Patients with traumatic brain injury should be screened for alcohol problems that can interfere with neurologic recovery

People with traumatic brain injury (TBI) are frequently intoxicated at the time of injury and often have a history of chronic alcohol problems. Screening TBI patients for pre-injury alcohol problems can identify most of those who will develop alcohol-related problems within a year after the injury, according to a study supported in part by the Agency for Healthcare Research and Quality (HS05304). This supports current recommendations for doctors to screen all people hospitalized for traumatic injury for preinjury alcohol problems.

Even people with drinking problems before TBI tend to decrease their drinking shortly after the injury.
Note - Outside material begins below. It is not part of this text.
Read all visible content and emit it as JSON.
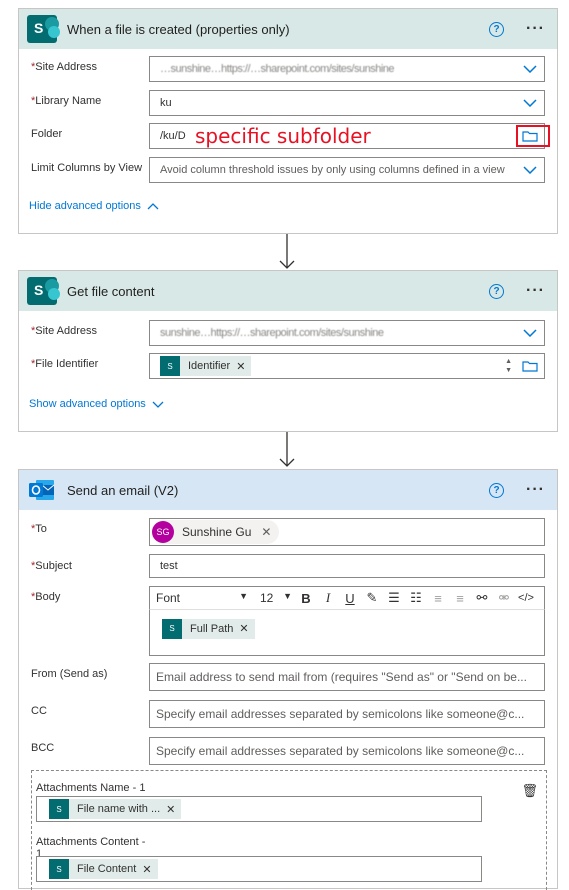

However, one-fourth of the survivors in this study reported heavy drinking, significant alcohol problems (for example, family complaints or trouble at work), or both, within 1 year after their injury, a time when alcohol use is thought to interfere with neurologic recovery.

The window of opportunity to prevent relapses seems to be soon after injury, perhaps within the first month, when drinking is at the lowest point, suggest the University of Washington School of Medicine researchers who conducted the study. They examined changes in alcohol use from before TBI to 1 year after TBI among 197 adults hospitalized at a trauma center for a broad range of head injuries that resulted in loss of consciousness, posttraumatic amnesia, or other evidence of brain trauma.

Overall, drinking and alcohol-related problems decreased considerably from preinjury to 1 year after injury. Light to moderate drinking or abstinence increased from 49 percent preinjury to 74 percent 1 year later. However, of those who were heavy or problem drinkers before injury, 44 percent remained heavy or problem drinkers 1 year after TBI. Individuals with a history of alcohol problems were nearly 11 times as likely to have significant alcohol problems after TBI as those without preinjury alcohol problems.

See "The natural history of drinking and alcohol-related problems after traumatic brain injury," by Charles H. Bombardier, Ph.D., Nancy R. Temkin, Ph.D., Joan Machamer, M.A., and Sureyya S. Dikmen, Ph.D., in the February 2003 Archives of Physical Medicine and Rehabilitation 84, pp. 185-191.